At an international conference on psoriasis and psoriatic arthritis, the latest results were presented from the classification criteria for psoriatic arthritis (CASPAR) group, an international team of leading psoriatic arthritis researchers. The group has initiated a prospective study to evaluate existing diagnostic criteria as well as to derive new, more accurate criteria, said Philip S. Helliwell, Ph.D., of the rheumatology and rehabilitation research unit at the University of Leeds (England). The group's efforts are modeled on those of the OMERACT (Outcome Measures in Rheumatology) core set for rheumatoid arthritis.
Although clinical and radiologic evidence supports psoriatic arthritis as a separate disease, there's no consensus on diagnostic criteria. Such standardization would enhance research efforts by making patient comparisons easier. Although there are several sets of classification criteria for diagnosing psoriatic arthritis, only one was derived statistically from patient data, Dr. Helliwell said.

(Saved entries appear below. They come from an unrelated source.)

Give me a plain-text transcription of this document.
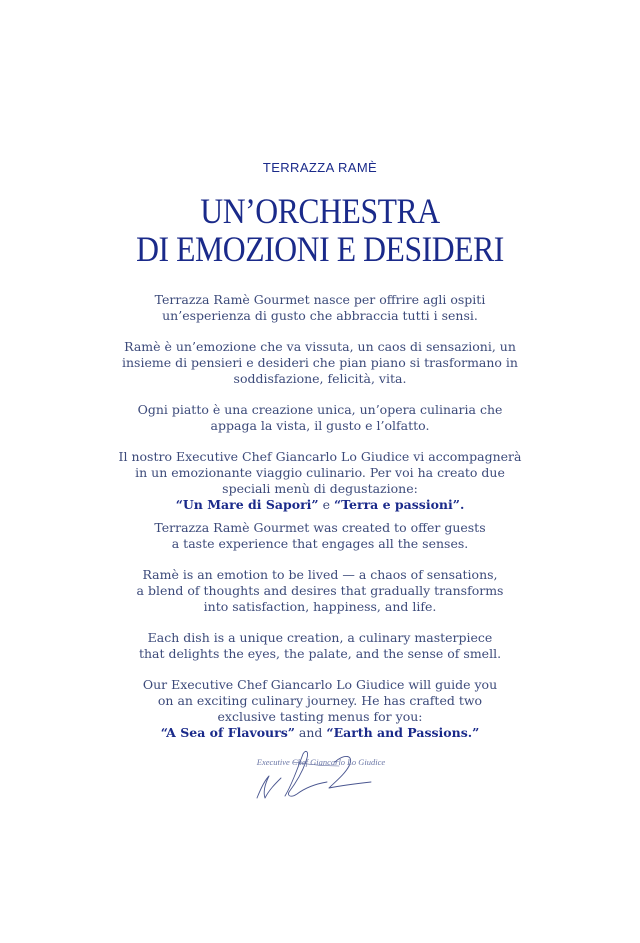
TERRAZZA RAMÈ
UN’ORCHESTRA
DI EMOZIONI E DESIDERI

Terrazza Ramè Gourmet nasce per offrire agli ospiti
un’esperienza di gusto che abbraccia tutti i sensi.

Ramè è un’emozione che va vissuta, un caos di sensazioni, un
insieme di pensieri e desideri che pian piano si trasformano in
soddisfazione, felicità, vita.

Ogni piatto è una creazione unica, un’opera culinaria che
appaga la vista, il gusto e l’olfatto.

Il nostro Executive Chef Giancarlo Lo Giudice vi accompagnerà
in un emozionante viaggio culinario. Per voi ha creato due
speciali menù di degustazione:
“Un Mare di Sapori” e “Terra e passioni”.

Terrazza Ramè Gourmet was created to offer guests
a taste experience that engages all the senses.

Ramè is an emotion to be lived — a chaos of sensations,
a blend of thoughts and desires that gradually transforms
into satisfaction, happiness, and life.

Each dish is a unique creation, a culinary masterpiece
that delights the eyes, the palate, and the sense of smell.

Our Executive Chef Giancarlo Lo Giudice will guide you
on an exciting culinary journey. He has crafted two
exclusive tasting menus for you:
“A Sea of Flavours” and “Earth and Passions.”

Executive Chef Giancarlo Lo Giudice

A diagnosis according to CASPAR criteria requires established inflammatory articular disease and a score of at least 3 points from the following features: current psoriasis (2 points), history of psoriasis but no evidence of psoriasis (1 point), family history of psoriasis but no evidence of psoriasis (1 point), dactylitis (1 point), juxtaarticular new bone formation (1 point), negative rheumatoid factor (1 point), and nail dystrophy (1 point). These criteria were specific (0.99) and fairly specific (0.91) for the diagnosis of psoriatic arthritis.

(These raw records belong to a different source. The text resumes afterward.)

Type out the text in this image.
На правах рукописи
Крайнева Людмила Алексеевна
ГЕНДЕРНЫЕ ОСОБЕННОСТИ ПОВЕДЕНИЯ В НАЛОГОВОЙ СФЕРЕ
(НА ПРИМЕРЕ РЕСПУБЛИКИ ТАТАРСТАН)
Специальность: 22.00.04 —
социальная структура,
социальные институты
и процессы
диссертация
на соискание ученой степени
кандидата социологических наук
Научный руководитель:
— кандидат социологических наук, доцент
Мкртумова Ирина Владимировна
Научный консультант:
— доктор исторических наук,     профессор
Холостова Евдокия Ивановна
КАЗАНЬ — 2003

The criteria were derived using data collected prospectively from 588 patients with psoriatic arthritis and from 536 controls with other inflammatory arthritis diagnoses at 30 clinics in 13 countries. Of the controls, 71% had rheumatoid arthritis, 14% had ankylosing spondylitis, 7% had undifferentiated arthritis, 3% had connective tissue disorders, and 5% had other diseases.
The researchers collected data on more than 100 clinical and historical features. They also performed x-rays of the spine, hands, and feet. Samples were analyzed for rheumatoid factor, human leukocyte antigen, and anti-cyclic citrullinated peptide antibody.

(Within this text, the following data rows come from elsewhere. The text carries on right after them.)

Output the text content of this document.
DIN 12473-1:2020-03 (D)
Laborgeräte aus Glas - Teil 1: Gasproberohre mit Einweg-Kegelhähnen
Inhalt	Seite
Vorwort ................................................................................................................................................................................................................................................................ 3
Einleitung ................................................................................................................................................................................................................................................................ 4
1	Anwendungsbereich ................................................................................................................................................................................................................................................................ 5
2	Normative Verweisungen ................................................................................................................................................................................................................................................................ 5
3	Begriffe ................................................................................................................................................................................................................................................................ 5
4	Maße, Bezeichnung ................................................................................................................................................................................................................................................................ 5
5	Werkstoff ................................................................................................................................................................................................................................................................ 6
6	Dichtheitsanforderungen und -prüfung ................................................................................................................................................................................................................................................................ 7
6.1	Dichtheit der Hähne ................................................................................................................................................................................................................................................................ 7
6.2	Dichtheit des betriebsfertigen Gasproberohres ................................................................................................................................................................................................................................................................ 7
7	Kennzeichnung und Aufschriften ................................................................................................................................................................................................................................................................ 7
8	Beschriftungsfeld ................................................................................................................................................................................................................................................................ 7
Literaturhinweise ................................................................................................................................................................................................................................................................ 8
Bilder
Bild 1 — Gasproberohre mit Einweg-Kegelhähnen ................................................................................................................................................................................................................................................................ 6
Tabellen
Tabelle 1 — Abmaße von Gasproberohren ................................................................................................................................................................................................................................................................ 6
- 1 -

For the first iteration of the criteria, the researchers performed a classification and regression tree analysis of existing criteria. The presence of two findings—a history of psoriasis and current psoriasis—was 97% sensitive and 96% specific. “It's very hard to beat that,” Dr. Helliwell noted.
By multivariate logistical regression analysis, the top predictive features were negative rheumatoid arthritis factor, current dactylitis, a history of dactylitis, and a history of psoriasis. The results of those two analyses were combined to produce the CASPAR criteria.
Until now, the diagnosis of psoriatic arthritis has been widely based on the Moll-Wright criteria developed in 1973 (Semin. Arthritis Rheum. 1973;3:55–78). These criteria require an inflammatory arthritis (peripheral arthritis and/or sacroiliitis or spondylitis), the presence of psoriasis, and the absence of serologic tests for rheumatoid factor.
The Moll-Wright criteria are considered simple and sensitive; however, they are not very specific, suggesting that some seronegative rheumatoid arthritis patients with coincidental psoriasis are mistakenly classified with psoriatic arthritis, Dr. Helliwell said.
“Clearly we need criteria to help us to distinguish this group that may be confounding because of the seronegative rheumatoid factor and coincidental psoriasis,” he said. Another group that is hard to diagnose comprises those who meet all other criteria for psoriatic arthritis but who have not yet developed psoriasis.